Wu, a US citizen, was detained on April 8 and was being investigated on suspicion that he spied for Taiwan, according to the US Embassy. China alleged that the scholars released last week also spied for Taiwan.
The Information Center said Wu's case was being handled by prosecutors in the southern province of Guangdong. The center said he is being held in the provincial capital, Guangzhou. A US consular official last visited Wu on July 25.
The Information Center said it did not expect China to try Wu until before Bush's expected visit in October.
The center speculated that China would then expel Wu to try to improve China-US relations and deflect criticism of its human rights record.
According to democracy activists, Wu is a former teacher at the ruling Communist Party's Central Party School as well as a reporter.
He reportedly left for the US in 1988, published a book about the Chinese government following pro-democracy protests in 1989 and lived in New York City.
Meanwhile, one of the scholars freed last week, Qin Guangguang (覃光廣), left China yesterday, said a friend who asked not to be identified.
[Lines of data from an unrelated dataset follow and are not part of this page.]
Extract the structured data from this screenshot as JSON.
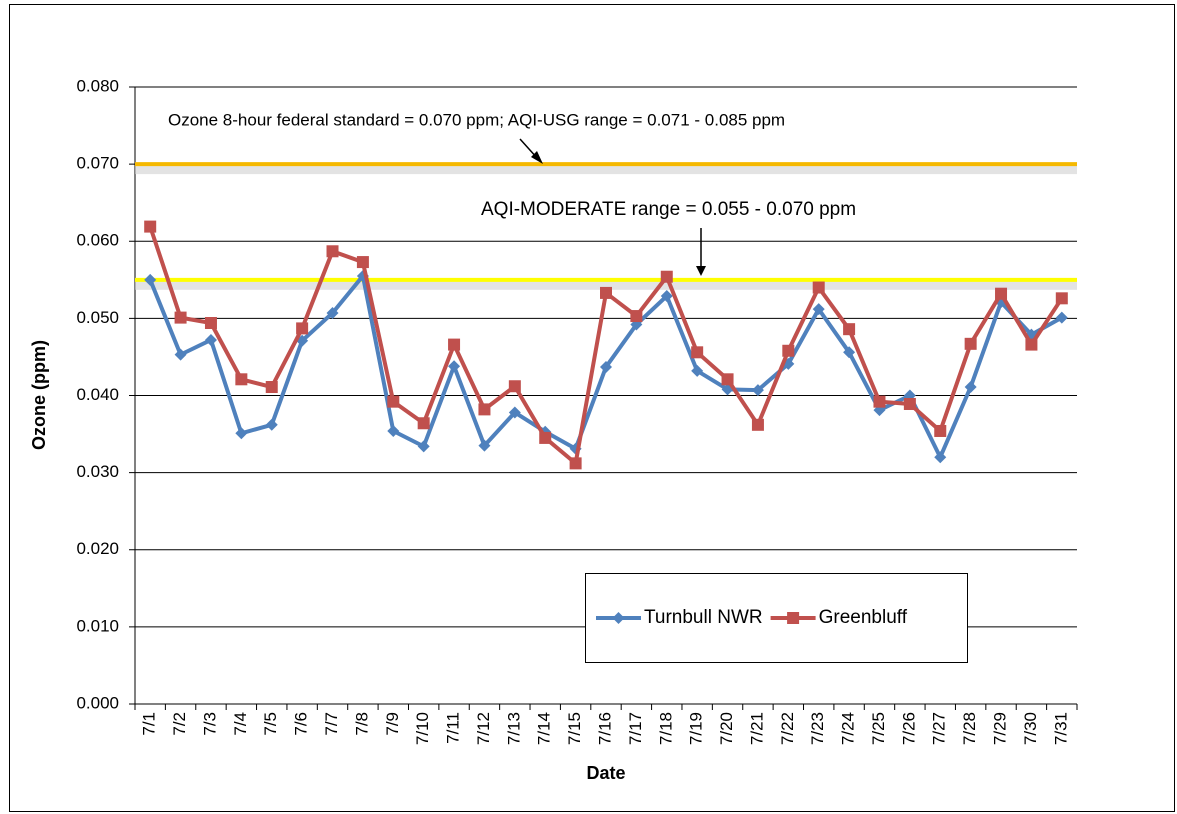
{
  "chart_data": {
    "type": "line",
    "y_label": "Ozone (ppm)",
    "x_label": "Date",
    "categories": [
      "7/1",
      "7/2",
      "7/3",
      "7/4",
      "7/5",
      "7/6",
      "7/7",
      "7/8",
      "7/9",
      "7/10",
      "7/11",
      "7/12",
      "7/13",
      "7/14",
      "7/15",
      "7/16",
      "7/17",
      "7/18",
      "7/19",
      "7/20",
      "7/21",
      "7/22",
      "7/23",
      "7/24",
      "7/25",
      "7/26",
      "7/27",
      "7/28",
      "7/29",
      "7/30",
      "7/31"
    ],
    "series": [
      {
        "name": "Turnbull NWR",
        "color": "#4f81bd",
        "marker": "diamond",
        "values": [
          0.055,
          0.0453,
          0.0472,
          0.0351,
          0.0362,
          0.0471,
          0.0507,
          0.0555,
          0.0354,
          0.0334,
          0.0438,
          0.0335,
          0.0378,
          0.0353,
          0.0331,
          0.0437,
          0.0492,
          0.0529,
          0.0432,
          0.0408,
          0.0407,
          0.0441,
          0.0512,
          0.0456,
          0.0381,
          0.04,
          0.032,
          0.0411,
          0.0521,
          0.0479,
          0.0501
        ]
      },
      {
        "name": "Greenbluff",
        "color": "#c0504d",
        "marker": "square",
        "values": [
          0.0619,
          0.0501,
          0.0494,
          0.0421,
          0.0411,
          0.0487,
          0.0587,
          0.0573,
          0.0392,
          0.0364,
          0.0466,
          0.0382,
          0.0412,
          0.0345,
          0.0312,
          0.0533,
          0.0503,
          0.0554,
          0.0456,
          0.0421,
          0.0362,
          0.0458,
          0.054,
          0.0486,
          0.0392,
          0.0389,
          0.0354,
          0.0467,
          0.0532,
          0.0466,
          0.0526
        ]
      }
    ],
    "ylim": [
      0,
      0.08
    ],
    "yticks": [
      {
        "value": 0,
        "label": "0.000"
      },
      {
        "value": 0.01,
        "label": "0.010"
      },
      {
        "value": 0.02,
        "label": "0.020"
      },
      {
        "value": 0.03,
        "label": "0.030"
      },
      {
        "value": 0.04,
        "label": "0.040"
      },
      {
        "value": 0.05,
        "label": "0.050"
      },
      {
        "value": 0.06,
        "label": "0.060"
      },
      {
        "value": 0.07,
        "label": "0.070"
      },
      {
        "value": 0.08,
        "label": "0.080"
      }
    ],
    "grid": true,
    "legend": "bottom",
    "reference_lines": [
      {
        "value": 0.07,
        "color": "#f5b800"
      },
      {
        "value": 0.055,
        "color": "#ffff00"
      }
    ],
    "annotations": [
      "Ozone 8-hour federal standard = 0.070 ppm;  AQI-USG  range = 0.071 - 0.085 ppm",
      "AQI-MODERATE range = 0.055 - 0.070 ppm"
    ]
  }
}
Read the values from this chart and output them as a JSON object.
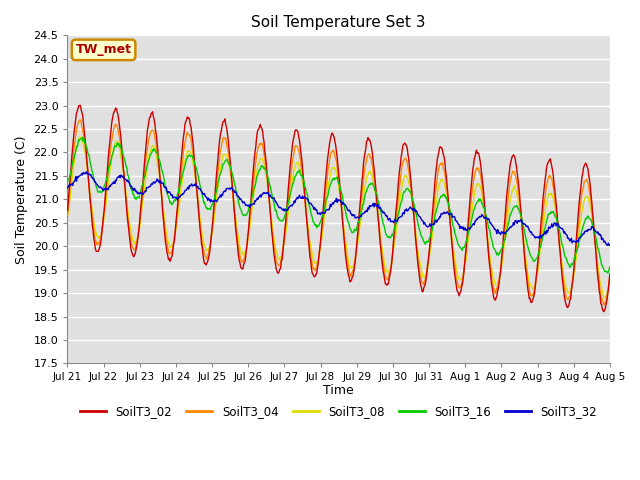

He said Qin telephoned him to say he was leaving but did not say where he was headed.
A message on the telephone answering machine at Qin's home in the Chinese capital said simply, "We are not in Beijing."
Qin, a Chinese citizen with residency rights in the US, had remained in China after his release on medical grounds to visit family in the southwestern province of Sichuan.
The other two freed scholars, Gao Zhan (高瞻) and Li Shaomin (李少民), left China for the US last week.
Li, however, was allowed to return this week to Hong Kong, the largely autonomous Chinese territory where he teaches marketing and lives.